'Hot' US intelligence expert joins CIA

January 29, 1981

A new Central Intelligence Agency appointment has gone virtually unnoticed among the public at large but is being widely applauded among US government intelligence experts.

Vice-Adm. Robert R. Inman, now chief of America's largest intelligence organization, the supersecret National Security Agency (NSA), has been chosen by President Reagan to take the No. 2 position at the Central Intelligence Agency.

Among intelligence insiders, the publicly anonymous three-star admiral is considered America's "hottest" intelligence officer. Most of what Vice-Admiral Inman accomplished at the NSA headquarters at Fort Meade, Md., 15 miles north of Washington, remains shrouded in secrecy. But in closed testimony over the past 3 1/2 years, the bespectacled, youthful-looking admiral has impressed senators and congressmen with the effectiveness of the NSA's many electronic listening posts around the world. With 20,000 employees, the NSA has more personnel and a larger budget than the CIA.

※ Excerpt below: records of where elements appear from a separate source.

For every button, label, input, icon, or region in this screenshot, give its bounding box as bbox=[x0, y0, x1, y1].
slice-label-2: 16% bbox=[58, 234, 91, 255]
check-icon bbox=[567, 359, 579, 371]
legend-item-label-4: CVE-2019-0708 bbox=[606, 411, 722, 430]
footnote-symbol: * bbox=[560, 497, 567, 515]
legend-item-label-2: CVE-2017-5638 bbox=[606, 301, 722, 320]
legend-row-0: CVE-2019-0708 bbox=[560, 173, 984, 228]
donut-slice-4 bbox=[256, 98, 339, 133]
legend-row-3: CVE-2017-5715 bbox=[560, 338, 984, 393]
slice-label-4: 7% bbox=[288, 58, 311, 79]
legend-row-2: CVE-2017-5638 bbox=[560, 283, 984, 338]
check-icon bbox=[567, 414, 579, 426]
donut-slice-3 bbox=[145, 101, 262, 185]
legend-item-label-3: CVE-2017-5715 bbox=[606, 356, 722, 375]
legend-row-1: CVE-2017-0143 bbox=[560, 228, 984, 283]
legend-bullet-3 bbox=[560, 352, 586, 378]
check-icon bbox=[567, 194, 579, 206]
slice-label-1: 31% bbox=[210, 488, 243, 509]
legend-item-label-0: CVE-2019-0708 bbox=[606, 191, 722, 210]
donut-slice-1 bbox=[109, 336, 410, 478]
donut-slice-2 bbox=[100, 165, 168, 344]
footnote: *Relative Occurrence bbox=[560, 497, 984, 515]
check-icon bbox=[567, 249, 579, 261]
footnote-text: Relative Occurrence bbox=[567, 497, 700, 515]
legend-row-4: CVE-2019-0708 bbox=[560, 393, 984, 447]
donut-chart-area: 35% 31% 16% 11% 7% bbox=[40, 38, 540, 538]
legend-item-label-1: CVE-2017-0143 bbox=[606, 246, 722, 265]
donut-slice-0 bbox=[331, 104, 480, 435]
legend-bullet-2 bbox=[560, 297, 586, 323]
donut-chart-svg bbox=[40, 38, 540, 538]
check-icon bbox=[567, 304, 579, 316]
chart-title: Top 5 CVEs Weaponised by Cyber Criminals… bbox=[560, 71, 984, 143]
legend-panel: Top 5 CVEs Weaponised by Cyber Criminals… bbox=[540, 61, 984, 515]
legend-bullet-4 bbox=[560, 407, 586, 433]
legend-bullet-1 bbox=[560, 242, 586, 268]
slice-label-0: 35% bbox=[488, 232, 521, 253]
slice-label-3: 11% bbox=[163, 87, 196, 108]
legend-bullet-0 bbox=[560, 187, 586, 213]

The NSA was created 28 years ago to intercept the messages of foreign governments, and it is believed to have broken more than half of the world's existing governmental codes. Until the Soviets caught on, the NSA was reputed, among other coups, to have developed a system whereby it listened to telephone conversations between Soviet leaders in the Kremlin and other top Soviets driving in their chauffeured limousines around Moscow. During the mid- 1970s, the NSA suffered a brief period of notoriety when it was learned that, at executive branch instruction, it had eavesdropped on American citizens.

Inman is known to believe in competition in the analysis of intelligence, and this is something the Reagan administration is pledged to pursue. According to one report, the Defense Department wanted him to take over the Defense Intelligence Agency, but new CIA chief William J. Casey, insisted he was needed there instead.

Because of his experience in dealing with technological and electronic side of intelligence collection, "Bobby" Inman complements Mr. Casey. Casey's most active involvement in intelligence work was during World War II, when he was i n charge of dropping agents into Nazi Germany.